The most recent congressional proposal to reshape college sports aims to go far beyond codifying a college athlete’s ability to earn endorsement money.
The College Athlete Bill of Rights, proposed Thursday by co-authors Sen. Cory Booker, D-N.J., and Sen. Richard Blumenthal, D-Conn., would create sweeping changes for college sports, including provisions that would force some schools to share revenue with some of their athletes, guarantee lifetime scholarships to athletes in good academic standing, establish health and safety rules enforced by hefty fines for violators, and set up a fund to cover some out-of-pocket medical expenses for current and former athletes.

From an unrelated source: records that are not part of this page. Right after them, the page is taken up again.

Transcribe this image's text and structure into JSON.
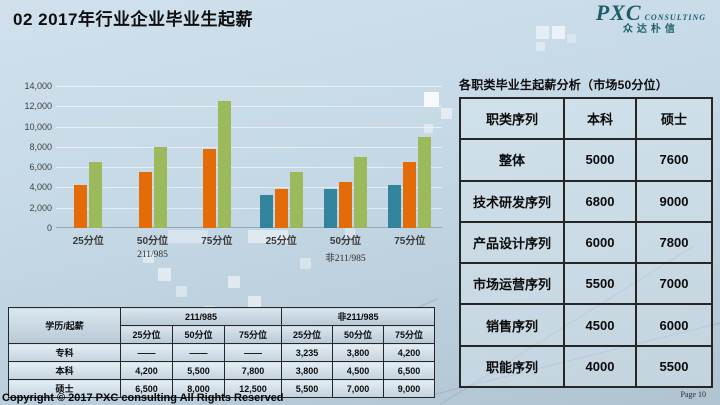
{
  "header": {
    "title": "02 2017年行业企业毕业生起薪"
  },
  "logo": {
    "name": "PXC",
    "tagline": "CONSULTING",
    "chinese": "众达朴信",
    "color": "#1d5e6c"
  },
  "chart_data": {
    "type": "bar",
    "title": "",
    "ylim": [
      0,
      14000
    ],
    "ytick_step": 2000,
    "yticks": [
      "14,000",
      "12,000",
      "10,000",
      "8,000",
      "6,000",
      "4,000",
      "2,000",
      "0"
    ],
    "grid": true,
    "legend": "none",
    "groups": [
      {
        "label": "211/985",
        "categories": [
          "25分位",
          "50分位",
          "75分位"
        ],
        "series": [
          {
            "name": "本科",
            "color": "#e36c09",
            "values": [
              4200,
              5500,
              7800
            ]
          },
          {
            "name": "硕士",
            "color": "#9cba5b",
            "values": [
              6500,
              8000,
              12500
            ]
          }
        ]
      },
      {
        "label": "非211/985",
        "categories": [
          "25分位",
          "50分位",
          "75分位"
        ],
        "series": [
          {
            "name": "专科",
            "color": "#31849b",
            "values": [
              3235,
              3800,
              4200
            ]
          },
          {
            "name": "本科",
            "color": "#e36c09",
            "values": [
              3800,
              4500,
              6500
            ]
          },
          {
            "name": "硕士",
            "color": "#9cba5b",
            "values": [
              5500,
              7000,
              9000
            ]
          }
        ]
      }
    ]
  },
  "right_panel": {
    "title": "各职类毕业生起薪分析（市场50分位）",
    "table": {
      "headers": [
        "职类序列",
        "本科",
        "硕士"
      ],
      "rows": [
        [
          "整体",
          "5000",
          "7600"
        ],
        [
          "技术研发序列",
          "6800",
          "9000"
        ],
        [
          "产品设计序列",
          "6000",
          "7800"
        ],
        [
          "市场运营序列",
          "5500",
          "7000"
        ],
        [
          "销售序列",
          "4500",
          "6000"
        ],
        [
          "职能序列",
          "4000",
          "5500"
        ]
      ]
    }
  },
  "bottom_table": {
    "corner_label": "学历/起薪",
    "group_headers": [
      "211/985",
      "非211/985"
    ],
    "sub_headers": [
      "25分位",
      "50分位",
      "75分位",
      "25分位",
      "50分位",
      "75分位"
    ],
    "rows": [
      {
        "label": "专科",
        "values": [
          "——",
          "——",
          "——",
          "3,235",
          "3,800",
          "4,200"
        ]
      },
      {
        "label": "本科",
        "values": [
          "4,200",
          "5,500",
          "7,800",
          "3,800",
          "4,500",
          "6,500"
        ]
      },
      {
        "label": "硕士",
        "values": [
          "6,500",
          "8,000",
          "12,500",
          "5,500",
          "7,000",
          "9,000"
        ]
      }
    ]
  },
  "footer": {
    "copyright": "Copyright © 2017 PXC consulting All Rights Reserved",
    "page": "Page 10"
  },
  "colors": {
    "bar_orange": "#e36c09",
    "bar_green": "#9cba5b",
    "bar_teal": "#31849b",
    "background_blue": "#c6d9e6"
  }
}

The rules and requirements laid out in the bill would be enforced by a newly formed Commission on College Athletics, which would be run by nine board members who are appointed by the president of the United States. They would hire a staff to resolve disputes, suggest changes to rules and investigate wrongdoing with the power to subpoena witnesses. This group, which would receive $50 million in taxpayer funding for its first two years, would take on a lot of the work of policing college sports.
“This is one of the few industries in America that is allowed to exploit those who are responsible for generating most of the revenue,” Booker told ESPN. “I feel like the federal government has a role and responsibility that we’ve been shirking in terms of protecting athletes and ensuring their safety. I just really believe there is an urgency here that has not been met for decades and decades. We need to step up and do something about it.”
They are from the government and they are here to help. And the NCAA, in the process of inviting the camel to stick its nose inside the tent, deserves every bit of unforeseen consequences it gets from its sheer obstinacy.
All this could have been avoided with some proactive effort, but when you’re a maximalist hammer, everything looks like an amateurism nail. Enjoy reaping the whirlwind, fellas.